Blood-Drenched Lies. Twain takes a humorist’s advantage of the Bible: he makes the worst possible case for it by interpreting it as literally as possible. The crux of his complaint is his inability to reconcile a good God with all the suffering he saw in the world—an age-old problem that has bothered greater minds and produced greater musings. In the guise of Satan, Twain writes his letters to the Archangels Michael and Gabriel explaining the bizarre beliefs of mortals on a variety of topics: ON GOD: “It is most difficult to understand the disposition of the Bible God. It is such a confusion of contradictions; of watery instabilities and iron firmnesses; of goody-goody abstract morals made out of words, and concreted hellborn ones made out of acts; of fleeting kindnesses repented of in permanent malignities.” ON THE BIBLE: “It is full of interest. It has some noble poetry in it; and some clever fables; and some blood-drenched history; and some good morals; and a wealth of obscenity; and upwards of a thousand lies.”ON THE COMMANDMENTS: The Bible does not allow adultery at all, whether a person can help it or not. No lady goat is safe from criminal assault, even on the Sabbath Day when there is a gentleman goat within three miles to leeward of her and nothing in the way but a fence fourteen feet high whereas neither the gentleman tortoise nor the lady tortoise is ever hungry enough for the solemn joys of fornication to be willing to break the Sabbath to get them. Now, according to man’s curious reasoning, the goat has earned punishment, and the tortoise praise.”

ON HEAVEN: “[Man] has imagined a heaven and has left entirely out of it the supremest of all his delights, the one ecstasy that stands first and foremost in the heart of every individual: sexual intercourse! Yet every pious person adores that heaven and wants to get into it. And when he is in a holy rapture he thinks that if he were only there he would take all the populace to his heart, and hug, and hug, and hug!”

Disease was an obsession of Twain’s later years, and he devotes the most inspired pages of the Letters to it. In his version of the Biblical flood, he holds Noah to blame for disease. When Noah discovered he had left the disease-carrying fly ashore, he returned in the ark to pick it up. It was welcomed with “hymns of praise and gratitude, the Family standing meanwhile uncovered out of reverence for its divine origin.
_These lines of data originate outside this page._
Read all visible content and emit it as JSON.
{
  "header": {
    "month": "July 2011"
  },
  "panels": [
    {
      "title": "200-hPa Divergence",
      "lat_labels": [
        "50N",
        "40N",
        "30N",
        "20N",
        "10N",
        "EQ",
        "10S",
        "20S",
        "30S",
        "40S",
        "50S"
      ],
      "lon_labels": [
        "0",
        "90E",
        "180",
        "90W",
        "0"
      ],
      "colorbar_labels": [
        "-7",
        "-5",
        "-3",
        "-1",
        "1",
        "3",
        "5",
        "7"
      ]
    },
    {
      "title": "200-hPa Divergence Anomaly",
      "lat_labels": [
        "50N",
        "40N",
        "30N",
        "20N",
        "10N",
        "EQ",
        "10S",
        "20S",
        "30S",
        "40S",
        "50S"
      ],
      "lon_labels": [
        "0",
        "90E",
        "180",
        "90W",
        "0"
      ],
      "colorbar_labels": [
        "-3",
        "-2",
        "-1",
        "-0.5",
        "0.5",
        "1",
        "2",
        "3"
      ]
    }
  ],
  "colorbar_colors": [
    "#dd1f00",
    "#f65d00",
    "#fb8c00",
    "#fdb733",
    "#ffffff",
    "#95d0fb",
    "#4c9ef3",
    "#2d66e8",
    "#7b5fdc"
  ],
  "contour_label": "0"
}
Thus was the sacred bird providentially preserved.” Other malignant creatures join the flies aboard the ark: “Typhoid germs and cholera germs, and hydrophobia germs, and lockjaw germs, and consumption germs, and black-plague germs, and some hundreds of other aristocrats, specially precious creatures, golden bearers of God’s love to man, blessed gifts of the infatuated father to his children—all of which had to be sumptuously housed and richly entertained in the lungs, in the heart, in the brain, in the guts.” Those that lodged in the large intestine sang a lusty hymn: Constipation, 0 constipation, The joyful sound proclaim Till man’s remotest entrail Shall praise its maker’s name.

Menacing Monsters. Compared with the Letters, the other humorous pieces in this volume—many of them published before—seem familiar and tepid. Only The Great Dark, an incomplete novel, rivals the Letters.
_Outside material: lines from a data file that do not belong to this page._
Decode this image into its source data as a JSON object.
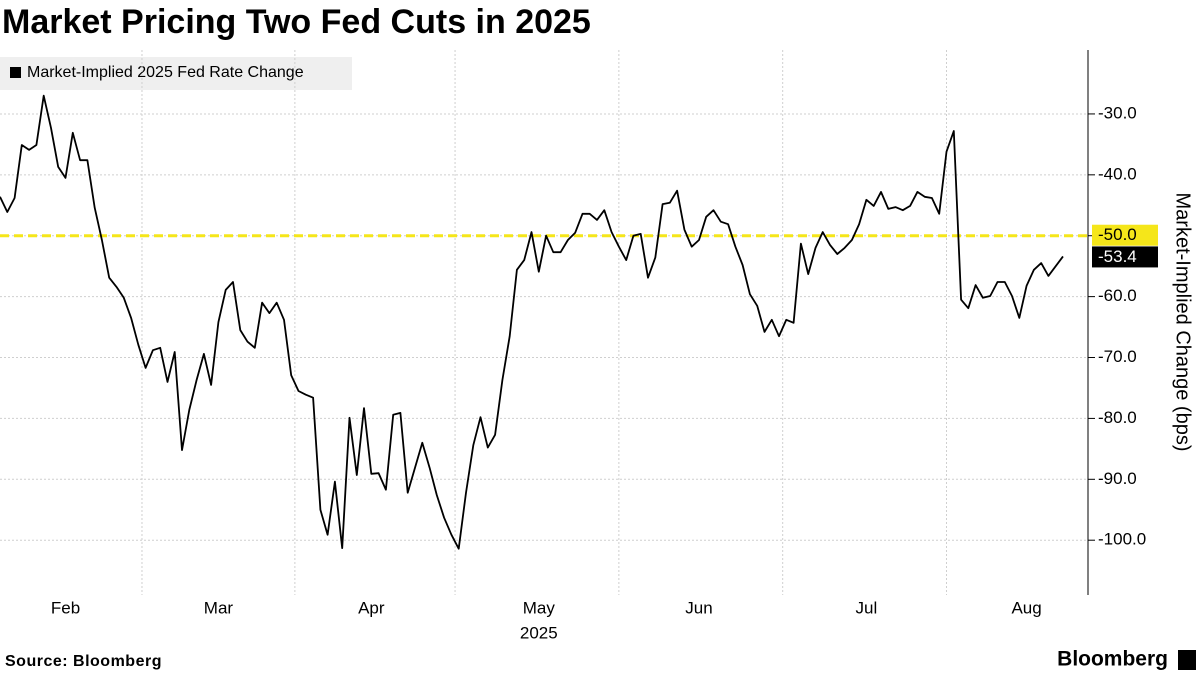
{
  "chart_data": {
    "type": "line",
    "title": "Market Pricing Two Fed Cuts in 2025",
    "y_label": "Market-Implied Change (bps)",
    "x_sublabel": "2025",
    "source": "Source: Bloomberg",
    "brand": "Bloomberg",
    "categories": [
      null,
      null,
      null,
      null,
      null,
      null,
      null,
      null,
      null,
      "Feb",
      null,
      null,
      null,
      null,
      null,
      null,
      null,
      null,
      null,
      null,
      null,
      null,
      null,
      null,
      null,
      null,
      null,
      null,
      null,
      null,
      "Mar",
      null,
      null,
      null,
      null,
      null,
      null,
      null,
      null,
      null,
      null,
      null,
      null,
      null,
      null,
      null,
      null,
      null,
      null,
      null,
      null,
      "Apr",
      null,
      null,
      null,
      null,
      null,
      null,
      null,
      null,
      null,
      null,
      null,
      null,
      null,
      null,
      null,
      null,
      null,
      null,
      null,
      null,
      null,
      null,
      "May",
      null,
      null,
      null,
      null,
      null,
      null,
      null,
      null,
      null,
      null,
      null,
      null,
      null,
      null,
      null,
      null,
      null,
      null,
      null,
      null,
      null,
      "Jun",
      null,
      null,
      null,
      null,
      null,
      null,
      null,
      null,
      null,
      null,
      null,
      null,
      null,
      null,
      null,
      null,
      null,
      null,
      null,
      null,
      null,
      null,
      "Jul",
      null,
      null,
      null,
      null,
      null,
      null,
      null,
      null,
      null,
      null,
      null,
      null,
      null,
      null,
      null,
      null,
      null,
      null,
      null,
      null,
      null,
      "Aug",
      null,
      null,
      null,
      null,
      null
    ],
    "series": [
      {
        "name": "Market-Implied 2025 Fed Rate Change",
        "color": "#000000",
        "last_label": "-53.4",
        "values": [
          -43.6,
          -46.1,
          -43.8,
          -35.1,
          -35.9,
          -35.1,
          -27.0,
          -32.3,
          -38.7,
          -40.5,
          -33.1,
          -37.6,
          -37.6,
          -45.4,
          -50.7,
          -56.9,
          -58.4,
          -60.2,
          -63.5,
          -67.9,
          -71.7,
          -68.8,
          -68.4,
          -74.0,
          -69.1,
          -85.2,
          -78.6,
          -73.7,
          -69.4,
          -74.5,
          -64.2,
          -58.9,
          -57.6,
          -65.5,
          -67.4,
          -68.4,
          -61.0,
          -62.7,
          -61.0,
          -63.8,
          -72.9,
          -75.5,
          -76.1,
          -76.6,
          -95.0,
          -99.1,
          -90.4,
          -101.3,
          -79.9,
          -89.3,
          -78.3,
          -89.1,
          -89.0,
          -91.7,
          -79.4,
          -79.1,
          -92.2,
          -88.1,
          -84.0,
          -88.1,
          -92.6,
          -96.3,
          -99.1,
          -101.4,
          -92.2,
          -84.4,
          -79.8,
          -84.8,
          -82.7,
          -73.7,
          -66.5,
          -55.6,
          -54.0,
          -49.4,
          -55.9,
          -50.0,
          -52.7,
          -52.7,
          -50.7,
          -49.5,
          -46.4,
          -46.4,
          -47.4,
          -45.8,
          -49.4,
          -51.8,
          -54.0,
          -50.0,
          -49.7,
          -56.9,
          -53.6,
          -44.8,
          -44.6,
          -42.6,
          -49.0,
          -51.8,
          -50.7,
          -46.9,
          -45.8,
          -47.7,
          -48.1,
          -51.8,
          -54.8,
          -59.6,
          -61.5,
          -65.8,
          -63.8,
          -66.5,
          -63.8,
          -64.3,
          -51.3,
          -56.3,
          -52.0,
          -49.4,
          -51.5,
          -53.0,
          -52.0,
          -50.7,
          -48.1,
          -44.1,
          -45.1,
          -42.8,
          -45.6,
          -45.3,
          -45.8,
          -45.1,
          -42.8,
          -43.6,
          -43.8,
          -46.4,
          -36.2,
          -32.8,
          -60.5,
          -61.9,
          -58.1,
          -60.2,
          -59.9,
          -57.6,
          -57.6,
          -59.9,
          -63.5,
          -58.2,
          -55.6,
          -54.5,
          -56.6,
          -55.0,
          -53.4
        ]
      }
    ],
    "reference_line": {
      "value": -50,
      "label": "-50.0",
      "color": "#f5e61a"
    },
    "ylim": [
      -109,
      -19.5
    ],
    "yticks": [
      {
        "value": -30,
        "label": "-30.0"
      },
      {
        "value": -40,
        "label": "-40.0"
      },
      {
        "value": -50,
        "label": "-50.0"
      },
      {
        "value": -60,
        "label": "-60.0"
      },
      {
        "value": -70,
        "label": "-70.0"
      },
      {
        "value": -80,
        "label": "-80.0"
      },
      {
        "value": -90,
        "label": "-90.0"
      },
      {
        "value": -100,
        "label": "-100.0"
      }
    ],
    "grid": true,
    "y_axis_side": "right"
  }
}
It is beyond doubt the gloomiest writing ever done by Twain: a parable of the dismal fate awaiting happy lives. A father buys a microscope for his children. He wonders what life would be like inside a drop of water on the slide, and presto, the whole family finds itself aboard a ship plowing these microscopic waters. Real life has become a dream; reality is an endless voyage on an ever-dark sea filled with menacing monsters. Ultimately, the drop dries up and the family is roasted by the white glare from the light of the microscope. Twain did not need religion’s hell; he knew how to create his own.

Twain’s bleak outlook in his old age was shaped partly by personal tragedy: in the period of a few years, his wife and two daughters died. But Twain was also a 19th century American romantic with a romantic’s aversion to civilized society and—since he saw God only as a creation of man—to organized religion. His hostility deepened as the years went by. Probably his own idea of heaven was escaping mankind and drifting, alongside Huck and Jim, down a lonely, peaceful river.